Желающих не нашлось. Да и откуда им взяться, когда вокруг тебя все чужое, это не перед друзьями слово держать, показывать, что у тебя за душой. Некоторые даже, опасаясь, чтобы этот бойкий «артист» не зацепил его и не вытянул на «трибуну», отошли подальше от крыльца. Я тоже отошел, но, помню, подумал: «Ты смотри, какой смелый! Откуда он, на какое отделение приехал поступать? Видно, как и я, на белорусское?» Познакомились на консультации. Она была общей для всего филологического факультета. Оказалось, что он поступает на отделение журналистики. Туда, куда я подал свои документы вначале, но мне отказали: не было обязательного двухлетнего рабочего стажа после окончания средней школы. Когда знакомились, он протянул руку: «Анатоль Сербантович. Приехал из Шкловского района». Сразу признался, что пишет стихи и уже печатался в «Магілёўскай праўдзе». Был участником областных семинаров, знаком с поэтами Алексеем Пысиным и Василем Матеушевым. Позавидовать было чему, творчество этих поэтов я знал хорошо по их стихам в газете «Піянер Беларусі», которые печатались в рубрике «Беларускія пісьменнікі — дзецям». Сразу подумалось: палец в рот ему не клади. Какая-то ершистость и категоричность была в его голосе и едва уловимая уверенность в правильности всего, о чем он говорил. И это импонировало. Было видно, что за плечами у него серьезный жизненный опыт. Анатоль был на два года старше меня и уже поработал грузчиком в колхозе после окончания школы. Признаюсь, в правдивость этих слов не хотелось верить: «Не слишком ли ты слабоват для такой тяжелой работы? Разве мешки с зерном да картошкой по тебе?» И что я ошибся, убедился потом в общежитии, когда в шутку решил побороться — редко удавалось «припечатать» его руку к столу.
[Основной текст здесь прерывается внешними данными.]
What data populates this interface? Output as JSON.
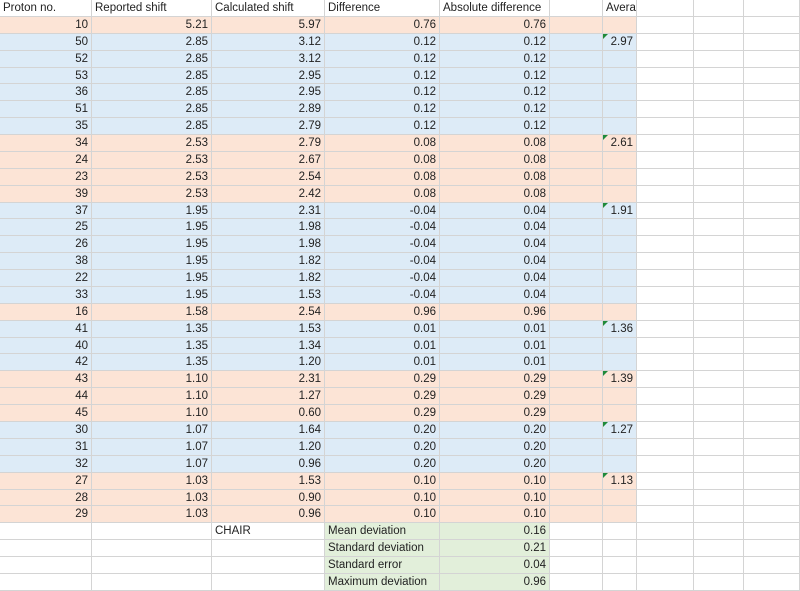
{
  "colors": {
    "peach": "#fce4d6",
    "blue": "#ddebf7",
    "green": "#e2efda",
    "gridline": "#d4d4d4",
    "comment_marker": "#1f8a3a"
  },
  "headers": [
    "Proton no.",
    "Reported shift",
    "Calculated shift",
    "Difference",
    "Absolute difference",
    "",
    "Average calculated shift"
  ],
  "rows": [
    {
      "proton": "10",
      "reported": "5.21",
      "calculated": "5.97",
      "difference": "0.76",
      "abs_difference": "0.76",
      "average": "",
      "fill": "peach"
    },
    {
      "proton": "50",
      "reported": "2.85",
      "calculated": "3.12",
      "difference": "0.12",
      "abs_difference": "0.12",
      "average": "2.97",
      "fill": "blue"
    },
    {
      "proton": "52",
      "reported": "2.85",
      "calculated": "3.12",
      "difference": "0.12",
      "abs_difference": "0.12",
      "average": "",
      "fill": "blue"
    },
    {
      "proton": "53",
      "reported": "2.85",
      "calculated": "2.95",
      "difference": "0.12",
      "abs_difference": "0.12",
      "average": "",
      "fill": "blue"
    },
    {
      "proton": "36",
      "reported": "2.85",
      "calculated": "2.95",
      "difference": "0.12",
      "abs_difference": "0.12",
      "average": "",
      "fill": "blue"
    },
    {
      "proton": "51",
      "reported": "2.85",
      "calculated": "2.89",
      "difference": "0.12",
      "abs_difference": "0.12",
      "average": "",
      "fill": "blue"
    },
    {
      "proton": "35",
      "reported": "2.85",
      "calculated": "2.79",
      "difference": "0.12",
      "abs_difference": "0.12",
      "average": "",
      "fill": "blue"
    },
    {
      "proton": "34",
      "reported": "2.53",
      "calculated": "2.79",
      "difference": "0.08",
      "abs_difference": "0.08",
      "average": "2.61",
      "fill": "peach"
    },
    {
      "proton": "24",
      "reported": "2.53",
      "calculated": "2.67",
      "difference": "0.08",
      "abs_difference": "0.08",
      "average": "",
      "fill": "peach"
    },
    {
      "proton": "23",
      "reported": "2.53",
      "calculated": "2.54",
      "difference": "0.08",
      "abs_difference": "0.08",
      "average": "",
      "fill": "peach"
    },
    {
      "proton": "39",
      "reported": "2.53",
      "calculated": "2.42",
      "difference": "0.08",
      "abs_difference": "0.08",
      "average": "",
      "fill": "peach"
    },
    {
      "proton": "37",
      "reported": "1.95",
      "calculated": "2.31",
      "difference": "-0.04",
      "abs_difference": "0.04",
      "average": "1.91",
      "fill": "blue"
    },
    {
      "proton": "25",
      "reported": "1.95",
      "calculated": "1.98",
      "difference": "-0.04",
      "abs_difference": "0.04",
      "average": "",
      "fill": "blue"
    },
    {
      "proton": "26",
      "reported": "1.95",
      "calculated": "1.98",
      "difference": "-0.04",
      "abs_difference": "0.04",
      "average": "",
      "fill": "blue"
    },
    {
      "proton": "38",
      "reported": "1.95",
      "calculated": "1.82",
      "difference": "-0.04",
      "abs_difference": "0.04",
      "average": "",
      "fill": "blue"
    },
    {
      "proton": "22",
      "reported": "1.95",
      "calculated": "1.82",
      "difference": "-0.04",
      "abs_difference": "0.04",
      "average": "",
      "fill": "blue"
    },
    {
      "proton": "33",
      "reported": "1.95",
      "calculated": "1.53",
      "difference": "-0.04",
      "abs_difference": "0.04",
      "average": "",
      "fill": "blue"
    },
    {
      "proton": "16",
      "reported": "1.58",
      "calculated": "2.54",
      "difference": "0.96",
      "abs_difference": "0.96",
      "average": "",
      "fill": "peach"
    },
    {
      "proton": "41",
      "reported": "1.35",
      "calculated": "1.53",
      "difference": "0.01",
      "abs_difference": "0.01",
      "average": "1.36",
      "fill": "blue"
    },
    {
      "proton": "40",
      "reported": "1.35",
      "calculated": "1.34",
      "difference": "0.01",
      "abs_difference": "0.01",
      "average": "",
      "fill": "blue"
    },
    {
      "proton": "42",
      "reported": "1.35",
      "calculated": "1.20",
      "difference": "0.01",
      "abs_difference": "0.01",
      "average": "",
      "fill": "blue"
    },
    {
      "proton": "43",
      "reported": "1.10",
      "calculated": "2.31",
      "difference": "0.29",
      "abs_difference": "0.29",
      "average": "1.39",
      "fill": "peach"
    },
    {
      "proton": "44",
      "reported": "1.10",
      "calculated": "1.27",
      "difference": "0.29",
      "abs_difference": "0.29",
      "average": "",
      "fill": "peach"
    },
    {
      "proton": "45",
      "reported": "1.10",
      "calculated": "0.60",
      "difference": "0.29",
      "abs_difference": "0.29",
      "average": "",
      "fill": "peach"
    },
    {
      "proton": "30",
      "reported": "1.07",
      "calculated": "1.64",
      "difference": "0.20",
      "abs_difference": "0.20",
      "average": "1.27",
      "fill": "blue"
    },
    {
      "proton": "31",
      "reported": "1.07",
      "calculated": "1.20",
      "difference": "0.20",
      "abs_difference": "0.20",
      "average": "",
      "fill": "blue"
    },
    {
      "proton": "32",
      "reported": "1.07",
      "calculated": "0.96",
      "difference": "0.20",
      "abs_difference": "0.20",
      "average": "",
      "fill": "blue"
    },
    {
      "proton": "27",
      "reported": "1.03",
      "calculated": "1.53",
      "difference": "0.10",
      "abs_difference": "0.10",
      "average": "1.13",
      "fill": "peach"
    },
    {
      "proton": "28",
      "reported": "1.03",
      "calculated": "0.90",
      "difference": "0.10",
      "abs_difference": "0.10",
      "average": "",
      "fill": "peach"
    },
    {
      "proton": "29",
      "reported": "1.03",
      "calculated": "0.96",
      "difference": "0.10",
      "abs_difference": "0.10",
      "average": "",
      "fill": "peach"
    }
  ],
  "method_label": "CHAIR",
  "stats": [
    {
      "label": "Mean deviation",
      "value": "0.16"
    },
    {
      "label": "Standard deviation",
      "value": "0.21"
    },
    {
      "label": "Standard error",
      "value": "0.04"
    },
    {
      "label": "Maximum deviation",
      "value": "0.96"
    }
  ]
}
Разъезжались после вступительных экзаменов друзьями. Расставались с надеждой, что встретимся в сентябре, но уже студентами.
«Ёсць дом на вуліцы Свярдлова...»
Для Риммы Ковалевой я подготовил материал: цикл стихов и зарисовку в прозе «Ёсць дом на вуліцы Свярдлова». Ее завершил вопросом, который наверняка задал бы каждый, кто когда-то, в далекой юности, ступил на то высокое крыльцо, ходил по коридорам общежития, слыл своим среди друзей, находил приют в гомонливых комнатах: «Как ты живешь теперь, наше общежитие, кого радуешь своим теплом и уютом? И будет ли что вспомнить тем, кто ходит по твоим коридорам сегодня?»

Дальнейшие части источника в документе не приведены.